HMK, DUBAI — Bursa kripto Dubai, Bybit, mengungkap pada Jumat (21/2) bahwa sejumlah peretas berhasil membawa kabur aset digital senilai $1,5 miliar, menjadikannya pencurian kripto terbesar dalam sejarah industri.
CEO sekaligus pendiri Bybit, Ben Zhou, menanggapi peretasan itu dalam obrolan daring, meyakinkan pengguna bahwa “dana Anda aman.”
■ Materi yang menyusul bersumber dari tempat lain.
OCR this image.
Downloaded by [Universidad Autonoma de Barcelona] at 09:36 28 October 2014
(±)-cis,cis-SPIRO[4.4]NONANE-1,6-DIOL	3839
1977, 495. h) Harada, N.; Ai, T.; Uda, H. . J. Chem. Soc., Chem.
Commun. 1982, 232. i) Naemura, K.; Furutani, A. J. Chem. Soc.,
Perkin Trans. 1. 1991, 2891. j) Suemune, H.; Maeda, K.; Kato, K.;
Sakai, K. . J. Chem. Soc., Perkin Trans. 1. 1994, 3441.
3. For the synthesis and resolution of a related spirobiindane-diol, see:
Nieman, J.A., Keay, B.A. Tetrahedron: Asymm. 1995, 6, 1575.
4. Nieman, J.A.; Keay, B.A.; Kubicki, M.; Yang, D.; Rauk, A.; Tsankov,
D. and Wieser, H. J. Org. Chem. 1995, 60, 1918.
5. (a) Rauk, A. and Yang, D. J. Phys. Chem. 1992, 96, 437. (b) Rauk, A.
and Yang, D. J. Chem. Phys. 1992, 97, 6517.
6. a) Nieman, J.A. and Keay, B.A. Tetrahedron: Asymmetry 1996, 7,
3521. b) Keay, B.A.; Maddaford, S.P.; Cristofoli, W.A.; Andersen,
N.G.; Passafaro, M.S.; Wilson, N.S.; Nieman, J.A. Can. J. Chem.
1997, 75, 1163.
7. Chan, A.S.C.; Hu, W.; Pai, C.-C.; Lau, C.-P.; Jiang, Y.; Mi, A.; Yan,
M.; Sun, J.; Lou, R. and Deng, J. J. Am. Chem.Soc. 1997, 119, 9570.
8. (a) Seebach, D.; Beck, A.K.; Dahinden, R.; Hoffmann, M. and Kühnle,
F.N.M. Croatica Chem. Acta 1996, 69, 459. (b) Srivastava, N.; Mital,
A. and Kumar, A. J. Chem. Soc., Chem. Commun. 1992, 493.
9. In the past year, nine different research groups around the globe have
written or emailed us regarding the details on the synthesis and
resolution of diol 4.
Perusahaan mengumumkan di X: “Kami telah memulai program pengembalian dana bagi pengguna yang terkena dampak peretasan hari ini. Bybit berkomitmen melindungi komunitas kami dan akan sepenuhnya mengganti rugi semua pengguna yang terdampak.”
Perusahaan mengatakan peretas berhasil membobol celah keamanan dalam proses transaksi, sehingga bisa mentransfer aset ke alamat yang tidak dikenal.
Penyalahgunaan celah keamanan ini membuat dompet luring yang menyimpan Ethereum terdampak, dan peretas berhasil mencuri 400.000 ETH pada Jumat pagi. ETH sendiri merupakan sebutan bagi mata uang kripto.